Mientras tanto, afuera dos policías trataban de abrir el portón sin éxito alguno. Paul entró al garaje y destapó su vieja motocicleta Ducati deportiva de su padre. Llenó el depósito de gasolina y la arrastró hasta la puerta de salida. Se subió a la misma, se puso el casco de seguridad y encendió la moto, produciendo un gran estruendo que desconcertó a los policías afuera. Agarró la escopeta con la mano derecha apuntando al portón de madera y, con la otra mano, su Ak 47 esperaba su turno en su mochila.
—¡Estoy aquí! ¡Los estoy esperando! —gritó Paul preparándose para lo inevitable.

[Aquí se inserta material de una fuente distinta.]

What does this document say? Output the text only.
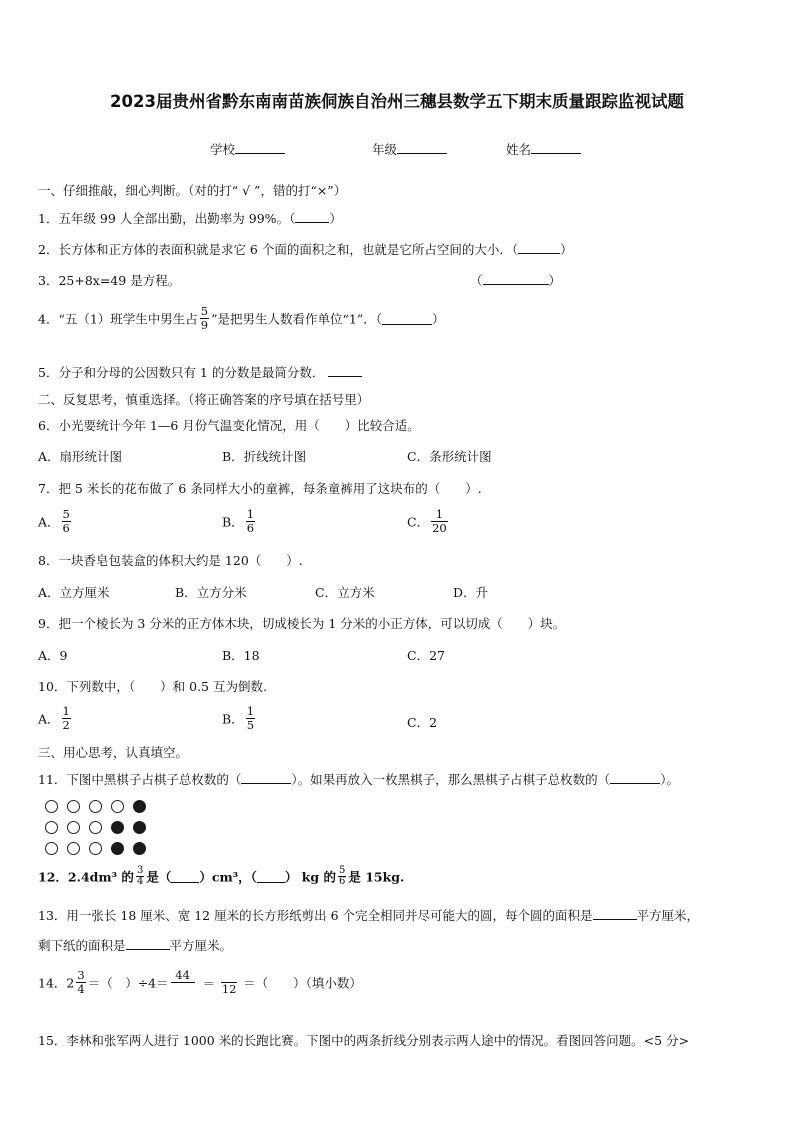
2023届贵州省黔东南南苗族侗族自治州三穗县数学五下期末质量跟踪监视试题
学校	年级	姓名
一、仔细推敲，细心判断。（对的打“ √ ”，错的打“×”）
1．五年级 99 人全部出勤，出勤率为 99%。（	）
2．长方体和正方体的表面积就是求它 6 个面的面积之和，也就是它所占空间的大小．（	）
3．25+8x=49 是方程。	（	）
4．“五（1）班学生中男生占 $\frac{5}{9}$ ”是把男生人数看作单位“1”．（	）
5．分子和分母的公因数只有 1 的分数是最简分数．
二、反复思考，慎重选择。（将正确答案的序号填在括号里）
6．小光要统计今年 1—6 月份气温变化情况，用（　　）比较合适。
A．扇形统计图	B．折线统计图	C．条形统计图
7．把 5 米长的花布做了 6 条同样大小的童裤，每条童裤用了这块布的（　　）.
A． $\frac{5}{6}$	B． $\frac{1}{6}$	C． $\frac{1}{20}$
8．一块香皂包装盒的体积大约是 120（　　）.
A．立方厘米	B．立方分米	C．立方米	D．升
9．把一个棱长为 3 分米的正方体木块，切成棱长为 1 分米的小正方体，可以切成（　　）块。
A．9	B．18	C．27
10．下列数中，（　　）和 0.5 互为倒数.
A． $\frac{1}{2}$	B． $\frac{1}{5}$	C．2
三、用心思考，认真填空。
11．下图中黑棋子占棋子总枚数的（	）。如果再放入一枚黑棋子，那么黑棋子占棋子总枚数的（	）。
12．2.4dm³ 的 $\frac{3}{4}$ 是（ ）cm³，（ ） kg 的 $\frac{5}{6}$ 是 15kg.
13．用一张长 18 厘米、宽 12 厘米的长方形纸剪出 6 个完全相同并尽可能大的圆，每个圆的面积是	平方厘米，
剩下纸的面积是	平方厘米。
14．$2 \frac{3}{4}$ ＝（　）÷4＝
44
＝ 12 ＝（　　）（填小数）
15．李林和张军两人进行 1000 米的长跑比赛。下图中的两条折线分别表示两人途中的情况。看图回答问题。<5 分>
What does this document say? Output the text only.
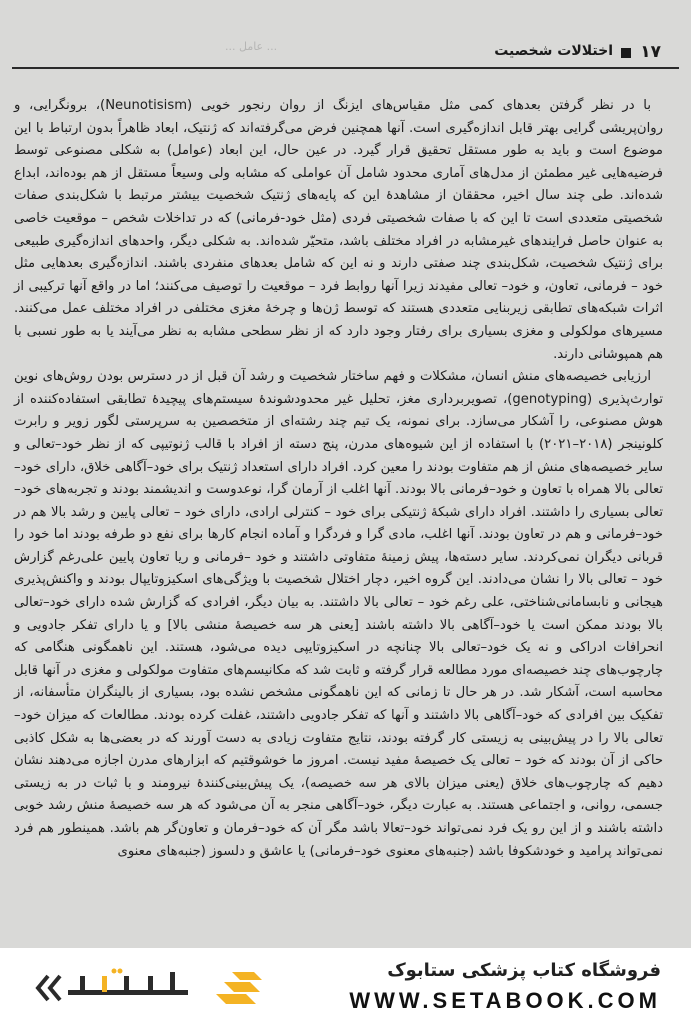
... عامل ...	۱۷
اختلالات شخصیت

با در نظر گرفتن بعدهای کمی مثل مقیاس‌های ایزنگ از روان رنجور خویی (Neunotisism)، برونگرایی، و روان‌پریشی گرایی بهتر قابل اندازه‌گیری است. آنها همچنین فرض می‌گرفته‌اند که ژنتیک، ابعاد ظاهراً بدون ارتباط با این موضوع است و باید به طور مستقل تحقیق قرار گیرد. در عین حال، این ابعاد (عوامل) به شکلی مصنوعی توسط فرضیه‌هایی غیر مطمئن از مدل‌های آماری محدود شامل آن عواملی که مشابه ولی وسیعاً مستقل از هم بوده‌اند، ابداع شده‌اند. طی چند سال اخیر، محققان از مشاهدهٔ این که پایه‌های ژنتیک شخصیت بیشتر مرتبط با شکل‌بندی صفات شخصیتی متعددی است تا این که با صفات شخصیتی فردی (مثل خود-فرمانی) که در تداخلات شخص – موقعیت خاصی به عنوان حاصل فرایندهای غیرمشابه در افراد مختلف باشد، متحیّر شده‌اند. به شکلی دیگر، واحدهای اندازه‌گیری طبیعی برای ژنتیک شخصیت، شکل‌بندی چند صفتی دارند و نه این که شامل بعدهای منفردی باشند. اندازه‌گیری بعدهایی مثل خود – فرمانی، تعاون، و خود– تعالی مفیدند زیرا آنها روابط فرد – موقعیت را توصیف می‌کنند؛ اما در واقع آنها ترکیبی از اثرات شبکه‌های تطابقی زیربنایی متعددی هستند که توسط ژن‌ها و چرخهٔ مغزی مختلفی در افراد مختلف عمل می‌کنند. مسیرهای مولکولی و مغزی بسیاری برای رفتار وجود دارد که از نظر سطحی مشابه به نظر می‌آیند یا به طور نسبی با هم همپوشانی دارند.

ارزیابی خصیصه‌های منش انسان، مشکلات و فهم ساختار شخصیت و رشد آن قبل از در دسترس بودن روش‌های نوین توارث‌پذیری (genotyping)، تصویربرداری مغز، تحلیل غیر محدودشوندهٔ سیستم‌های پیچیدهٔ تطابقی استفاده‌کننده از هوش مصنوعی، را آشکار می‌سازد. برای نمونه، یک تیم چند رشته‌ای از متخصصین به سرپرستی لگور زویر و رابرت کلونینجر (۲۰۱۸–۲۰۲۱) با استفاده از این شیوه‌های مدرن، پنج دسته از افراد با قالب ژنوتیپی که از نظر خود–تعالی و سایر خصیصه‌های منش از هم متفاوت بودند را معین کرد. افراد دارای استعداد ژنتیک برای خود–آگاهی خلاق، دارای خود–تعالی بالا همراه با تعاون و خود–فرمانی بالا بودند. آنها اغلب از آرمان گرا، نوعدوست و اندیشمند بودند و تجربه‌های خود–تعالی بسیاری را داشتند. افراد دارای شبکهٔ ژنتیکی برای خود – کنترلی ارادی، دارای خود – تعالی پایین و رشد بالا هم در خود–فرمانی و هم در تعاون بودند. آنها اغلب، مادی گرا و فردگرا و آماده انجام کارها برای نفع دو طرفه بودند اما خود را قربانی دیگران نمی‌کردند. سایر دسته‌ها، پیش زمینهٔ متفاوتی داشتند و خود –فرمانی و ریا تعاون پایین علی‌رغم گزارش خود – تعالی بالا را نشان می‌دادند. این گروه اخیر، دچار اختلال شخصیت با ویژگی‌های اسکیزوتایپال بودند و واکنش‌پذیری هیجانی و نابسامانی‌شناختی، علی رغم خود – تعالی بالا داشتند. به بیان دیگر، افرادی که گزارش شده دارای خود–تعالی بالا بودند ممکن است یا خود–آگاهی بالا داشته باشند [یعنی هر سه خصیصهٔ منشی بالا] و یا دارای تفکر جادویی و انحرافات ادراکی و نه یک خود–تعالی بالا چنانچه در اسکیزوتایپی دیده می‌شود، هستند. این ناهمگونی هنگامی که چارچوب‌های چند خصیصه‌ای مورد مطالعه قرار گرفته و ثابت شد که مکانیسم‌های متفاوت مولکولی و مغزی در آنها قابل محاسبه است، آشکار شد. در هر حال تا زمانی که این ناهمگونی مشخص نشده بود، بسیاری از بالینگران متأسفانه، از تفکیک بین افرادی که خود–آگاهی بالا داشتند و آنها که تفکر جادویی داشتند، غفلت کرده بودند. مطالعات که میزان خود–تعالی بالا را در پیش‌بینی به زیستی کار گرفته بودند، نتایج متفاوت زیادی به دست آورند که در بعضی‌ها به شکل کاذبی حاکی از آن بودند که خود – تعالی یک خصیصهٔ مفید نیست. امروز ما خوشوقتیم که ابزارهای مدرن اجازه می‌دهند نشان دهیم که چارچوب‌های خلاق (یعنی میزان بالای هر سه خصیصه)، یک پیش‌بینی‌کنندهٔ نیرومند و با ثبات در به زیستی جسمی، روانی، و اجتماعی هستند. به عبارت دیگر، خود–آگاهی منجر به آن می‌شود که هر سه خصیصهٔ منش رشد خوبی داشته باشند و از این رو یک فرد نمی‌تواند خود–تعالا باشد مگر آن که خود–فرمان و تعاون‌گر هم باشد. همینطور هم فرد نمی‌تواند پرامید و خودشکوفا باشد (جنبه‌های معنوی خود–فرمانی) یا عاشق و دلسوز (جنبه‌های معنوی

فروشگاه کتاب پزشکی ستابوک
WWW.SETABOOK.COM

Los policías retrocedieron con armas en mano apuntando al portón del garaje, y listos para abrir fuego en cualquier momento. Paul accionó el embrague y comenzó a acelerar mientras presionaba el freno de mano. Soltó el embrague y empezó a quemar llanta. El ruido del motor era ensordecedor y el humo comenzaba a abarrotar el garaje, como un aviso de que era hora de arrancar. Dio un último suspiro y dijo:
—Nos volveremos a ver Bob, ¡Sabandija de mierda!

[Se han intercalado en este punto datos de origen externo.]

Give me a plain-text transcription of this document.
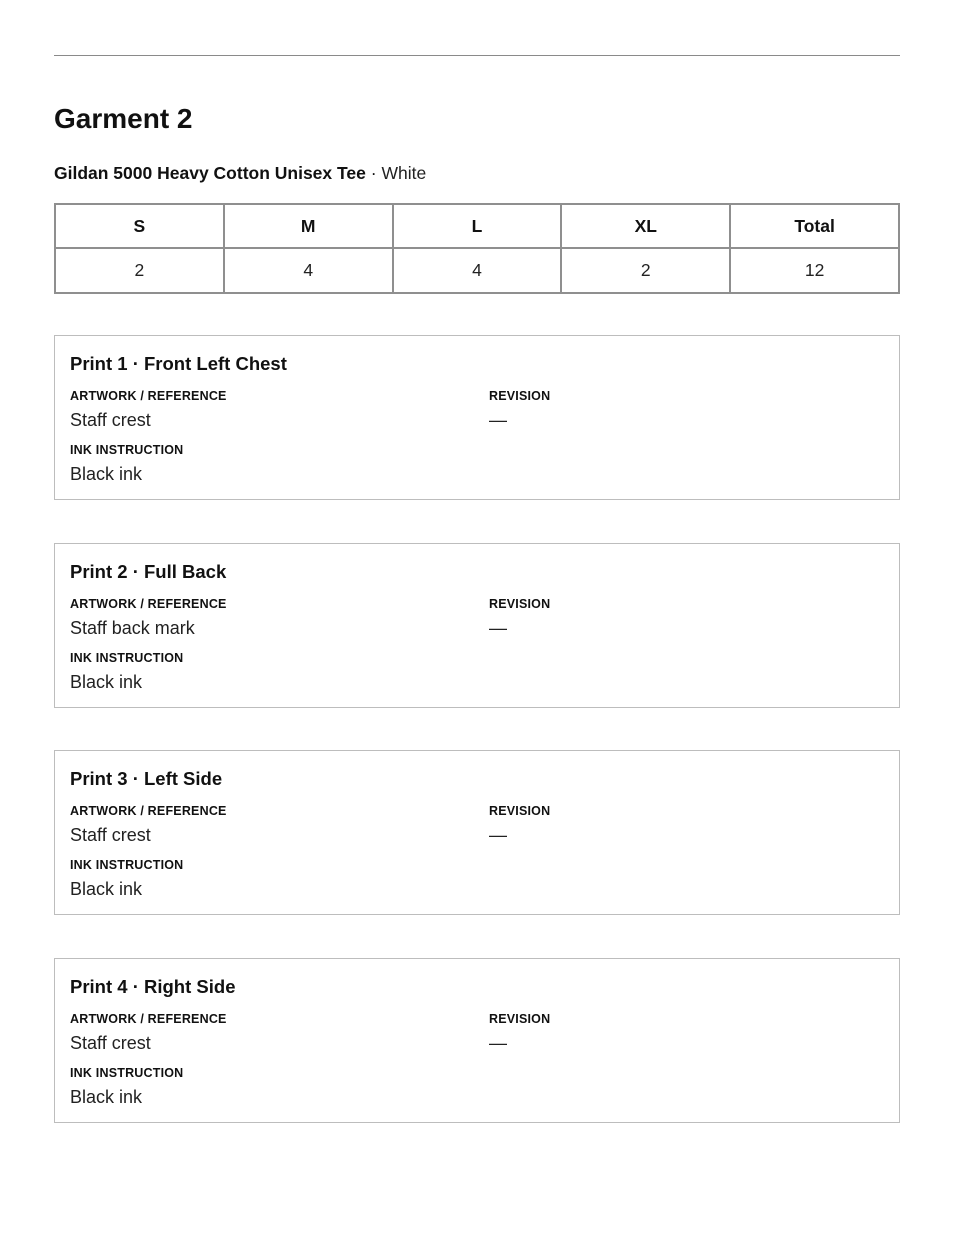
Garment 2
Gildan 5000 Heavy Cotton Unisex Tee · White
S	M	L	XL	Total
2	4	4	2	12
Print 1 · Front Left Chest
ARTWORK / REFERENCE
Staff crest
REVISION
—
INK INSTRUCTION
Black ink
Print 2 · Full Back
ARTWORK / REFERENCE
Staff back mark
REVISION
—
INK INSTRUCTION
Black ink
Print 3 · Left Side
ARTWORK / REFERENCE
Staff crest
REVISION
—
INK INSTRUCTION
Black ink
Print 4 · Right Side
ARTWORK / REFERENCE
Staff crest
REVISION
—
INK INSTRUCTION
Black ink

Y, acto seguido, con su escopeta, voló la puerta del garaje despidiendo fragmentos por todas partes. Las llamas comenzaron a devorar los contornos del gran boquete. Los policías quedaron sorprendidos por el estallido. Paul soltó el freno y, como un fantasma en medio del espeso humo, salió disparado del garaje pasando por encima de los vehículos policiales. Simultáneamente, con su Ak 47 en mano, comenzó a disparar a los parabrisas: los policías se protegían como podían de las balas y fragmentos de vidrio que caían sobre ellos. Paul derrapó girando hacia su derecha y se detuvo unos instantes para ver la escena. Botó su arma sin más balas, fijó la mirada hacia adelante y aceleró a toda potencia. Los policías se reincorporaron y abrieron fuego, pero el humo les nublaba la visión.

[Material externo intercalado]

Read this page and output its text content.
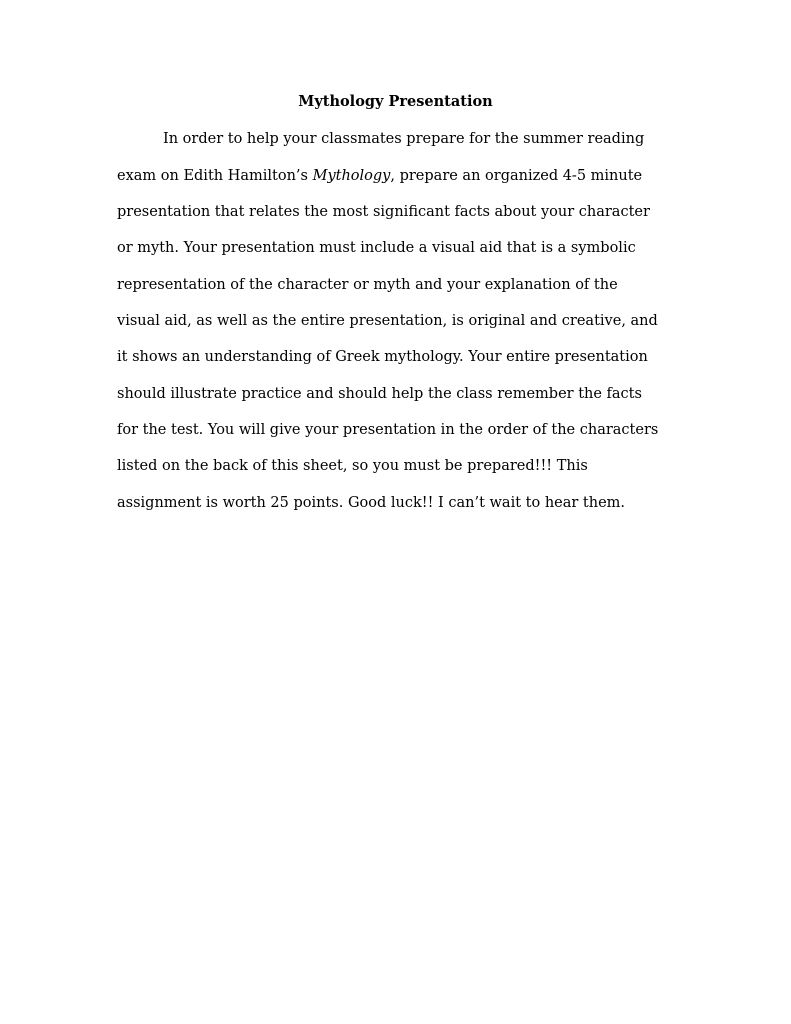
Mythology Presentation

In order to help your classmates prepare for the summer reading

exam on Edith Hamilton’s Mythology, prepare an organized 4-5 minute

presentation that relates the most significant facts about your character

or myth. Your presentation must include a visual aid that is a symbolic

representation of the character or myth and your explanation of the

visual aid, as well as the entire presentation, is original and creative, and

it shows an understanding of Greek mythology. Your entire presentation

should illustrate practice and should help the class remember the facts

for the test. You will give your presentation in the order of the characters

listed on the back of this sheet, so you must be prepared!!! This

assignment is worth 25 points. Good luck!! I can’t wait to hear them.
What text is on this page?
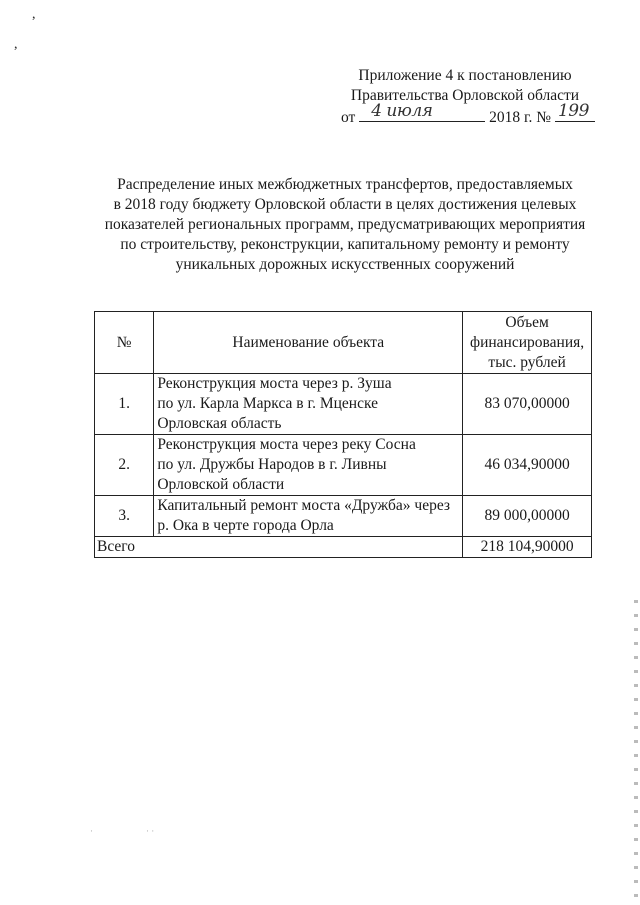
,
,
Приложение 4 к постановлению
Правительства Орловской области
от 4 июля	2018 г. № 199
Распределение иных межбюджетных трансфертов, предоставляемых
в 2018 году бюджету Орловской области в целях достижения целевых
показателей региональных программ, предусматривающих мероприятия
по строительству, реконструкции, капитальному ремонту и ремонту
уникальных дорожных искусственных сооружений
№	Наименование объекта	Объем
финансирования,
тыс. рублей

1.	Реконструкция моста через р. Зуша
по ул. Карла Маркса в г. Мценске
Орловская область	83 070,00000
2.	Реконструкция моста через реку Сосна
по ул. Дружбы Народов в г. Ливны
Орловской области	46 034,90000
3.	Капитальный ремонт моста «Дружба» через
р. Ока в черте города Орла	89 000,00000
Всего		218 104,90000
·	· ·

Paul volteó para ver si lo seguían, pero al volverse de frente, por la derecha, un patrullero, que se había ocultado, le bloqueó el camino y el oficial, desde su ventana, lo encañonó con su arma, por lo que Paul, en su afán de esquivarlo, no pudo torcer el manubrio; la moto se descontroló, perdió el equilibrio y terminó cayendo bruscamente al pavimento, unos metros más adelante del vehículo, y quedando finalmente inconsciente. Los oficiales llegaron al lugar para verificar si Paul seguía vivo.